= Guide to Strange Places =

Orchestral composition by John Adams

Guide to Strange Places is an orchestral composition by the American composer John Adams. The work was commissioned by the Amsterdam broadcasting company VARA, the BBC Symphony Orchestra, and the Sydney Symphony Orchestra. It was given its world premiere by the Netherlands Radio Philharmonic Orchestra under the direction of Adams at the Concertgebouw, Amsterdam, on October 6, 2001.

==Composition==
Guide to Strange Places is composed in a single movement and has a duration of roughly 24 minutes.

===Background===
Adams first conceived the work when he stumbled across a guidebook called Guide Noir de la Provence Mystérieuse (The Black Guide to Mysterious Places of Provence) while vacationing with his family in France. He later wrote:

It was one of those typically French guides—minutely detailed and bristling with information and odd facts about the area (Provence): in this location there was a strange geological formation; in another unusual climatic occurrences; somewhere else a horrific historical event had taken place or perhaps a miracle had been witnessed. A chapter was dedicated to "paysages insolites"—or "strange places". Each classication came with its own special identifying icon. It set my imagination off... In a sense, all of my pieces are travel pieces, often through paysages insolites – it's the way I experience musical form.

===Instrumentation===
The work is scored for a large orchestra comprising piccolo, two flutes (2nd doubling piccolo), two oboes, English horn, two clarinets, bass clarinet, contrabass clarinet, two bassoons, contrabassoon, four horns, three trumpets, three trombones, tuba, timpani, four percussionists, harp, piano, celesta, and strings.

==Reception==
Guide to Strange Places has received mixed praise from music critics. Barry Witherden of BBC Music Magazine wrote, "The early stages are filled with bright, eager expectation, but soon unease creeps in, paving the way for loping menace, apprehension and brutal, hammering figures." Andrew Clements of The Guardian compared the work favorably to Adams's Doctor Atomic Symphony, remarking, "Inspired apparently by a French guidebook to Provence, that is a far more focused and darkly disquieting piece; full of nervous, hyperactive figuration, unexpected twists and almost surreal musical imagery, it's one of Adams's most impressive achievements of the last decade."

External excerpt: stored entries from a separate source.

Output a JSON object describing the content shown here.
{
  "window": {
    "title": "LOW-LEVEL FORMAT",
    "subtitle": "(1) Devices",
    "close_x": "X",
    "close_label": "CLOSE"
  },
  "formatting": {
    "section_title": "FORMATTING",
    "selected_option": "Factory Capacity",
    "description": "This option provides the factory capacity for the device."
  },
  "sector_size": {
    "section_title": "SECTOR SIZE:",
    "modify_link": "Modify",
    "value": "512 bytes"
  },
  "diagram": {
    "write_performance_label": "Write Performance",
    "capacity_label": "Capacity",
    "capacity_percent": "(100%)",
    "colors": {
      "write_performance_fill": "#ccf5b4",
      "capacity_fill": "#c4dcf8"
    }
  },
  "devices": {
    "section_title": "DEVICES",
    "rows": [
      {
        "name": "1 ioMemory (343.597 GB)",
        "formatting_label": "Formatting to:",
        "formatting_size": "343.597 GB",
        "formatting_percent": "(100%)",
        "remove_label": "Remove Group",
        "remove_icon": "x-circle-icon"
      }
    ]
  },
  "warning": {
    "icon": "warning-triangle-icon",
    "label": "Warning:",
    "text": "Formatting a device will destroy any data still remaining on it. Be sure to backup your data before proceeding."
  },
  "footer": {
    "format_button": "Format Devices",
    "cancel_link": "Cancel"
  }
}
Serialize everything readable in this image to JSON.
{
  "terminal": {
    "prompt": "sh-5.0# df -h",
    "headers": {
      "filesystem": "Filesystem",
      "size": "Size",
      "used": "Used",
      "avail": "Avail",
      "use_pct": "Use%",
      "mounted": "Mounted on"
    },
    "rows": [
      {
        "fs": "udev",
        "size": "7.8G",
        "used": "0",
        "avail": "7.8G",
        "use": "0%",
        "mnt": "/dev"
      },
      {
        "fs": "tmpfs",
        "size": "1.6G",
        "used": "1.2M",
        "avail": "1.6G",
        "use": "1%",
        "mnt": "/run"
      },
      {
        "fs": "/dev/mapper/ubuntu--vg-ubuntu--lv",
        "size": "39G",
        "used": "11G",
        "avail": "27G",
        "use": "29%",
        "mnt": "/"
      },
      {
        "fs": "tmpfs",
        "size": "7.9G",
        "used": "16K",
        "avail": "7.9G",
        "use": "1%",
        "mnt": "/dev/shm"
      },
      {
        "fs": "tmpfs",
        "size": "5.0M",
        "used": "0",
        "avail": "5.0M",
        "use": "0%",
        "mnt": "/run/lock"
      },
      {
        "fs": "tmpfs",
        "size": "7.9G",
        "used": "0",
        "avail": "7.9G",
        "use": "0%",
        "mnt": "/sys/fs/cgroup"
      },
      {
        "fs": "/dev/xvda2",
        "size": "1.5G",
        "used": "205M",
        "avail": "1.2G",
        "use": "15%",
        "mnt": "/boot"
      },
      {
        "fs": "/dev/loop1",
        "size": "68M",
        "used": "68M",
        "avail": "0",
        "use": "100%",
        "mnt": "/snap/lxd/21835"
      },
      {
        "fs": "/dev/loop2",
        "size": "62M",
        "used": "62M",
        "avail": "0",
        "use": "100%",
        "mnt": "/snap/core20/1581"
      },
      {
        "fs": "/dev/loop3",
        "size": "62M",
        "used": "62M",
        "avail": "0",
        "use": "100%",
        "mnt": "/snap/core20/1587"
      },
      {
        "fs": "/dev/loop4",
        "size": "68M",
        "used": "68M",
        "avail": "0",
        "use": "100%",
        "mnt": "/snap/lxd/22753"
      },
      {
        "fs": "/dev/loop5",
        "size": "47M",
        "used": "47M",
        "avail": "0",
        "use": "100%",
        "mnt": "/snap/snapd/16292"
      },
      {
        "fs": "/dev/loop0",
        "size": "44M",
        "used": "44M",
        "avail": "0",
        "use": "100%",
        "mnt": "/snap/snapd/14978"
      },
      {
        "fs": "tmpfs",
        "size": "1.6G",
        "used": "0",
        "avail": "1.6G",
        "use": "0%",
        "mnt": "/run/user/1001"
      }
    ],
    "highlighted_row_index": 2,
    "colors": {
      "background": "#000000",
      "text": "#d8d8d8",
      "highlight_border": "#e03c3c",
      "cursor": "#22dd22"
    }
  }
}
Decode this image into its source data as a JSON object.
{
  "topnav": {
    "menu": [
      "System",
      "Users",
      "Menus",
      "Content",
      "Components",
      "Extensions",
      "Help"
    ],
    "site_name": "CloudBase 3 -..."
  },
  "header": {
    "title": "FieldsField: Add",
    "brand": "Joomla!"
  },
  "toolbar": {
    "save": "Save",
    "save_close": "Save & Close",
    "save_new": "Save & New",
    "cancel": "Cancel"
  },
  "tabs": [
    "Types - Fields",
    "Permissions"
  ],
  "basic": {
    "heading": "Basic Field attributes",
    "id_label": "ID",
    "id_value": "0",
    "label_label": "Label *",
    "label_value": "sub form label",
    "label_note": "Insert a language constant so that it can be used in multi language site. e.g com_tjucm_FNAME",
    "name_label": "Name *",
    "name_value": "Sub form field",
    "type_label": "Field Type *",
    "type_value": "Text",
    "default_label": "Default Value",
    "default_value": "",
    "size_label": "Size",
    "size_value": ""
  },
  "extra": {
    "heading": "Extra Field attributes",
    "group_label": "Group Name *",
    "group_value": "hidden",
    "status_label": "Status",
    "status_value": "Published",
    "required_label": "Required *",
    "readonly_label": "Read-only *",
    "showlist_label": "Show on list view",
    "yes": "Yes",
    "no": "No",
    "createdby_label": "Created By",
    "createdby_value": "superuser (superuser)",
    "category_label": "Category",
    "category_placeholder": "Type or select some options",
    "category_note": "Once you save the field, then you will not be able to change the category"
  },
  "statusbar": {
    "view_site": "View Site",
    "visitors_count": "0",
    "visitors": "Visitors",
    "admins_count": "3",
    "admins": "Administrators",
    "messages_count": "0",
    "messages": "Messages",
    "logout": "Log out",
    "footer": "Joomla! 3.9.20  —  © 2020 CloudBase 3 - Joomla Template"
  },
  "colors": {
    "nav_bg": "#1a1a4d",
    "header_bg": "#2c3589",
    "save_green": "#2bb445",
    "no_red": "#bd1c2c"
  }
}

Conversely, Ivan Hewett of The Daily Telegraph described it as "one of those frustrating Adams pieces that begins thrillingly and then loses its way." Philip Clark of Gramophone similarly called it "a great title that's been waiting for a piece" and opined, "What does it add up to? File under 'enjoyable escapism'. Unlike the natural charm of, say, The Sorcerer's Apprentice, Adams needs to turn his charm on. A jazzy, wolf-whistling riff appears from nowhere that sounds like pure Bernstein – and a contrived sprinkling of Disney-like tinsel before the hard-hitting end-point."

==Recording==
A recording of Guide to Strange Places performed by the St. Louis Symphony under David Robertson was released through Nonesuch Records on July 28, 2009. The album also features Adams's Doctor Atomic Symphony.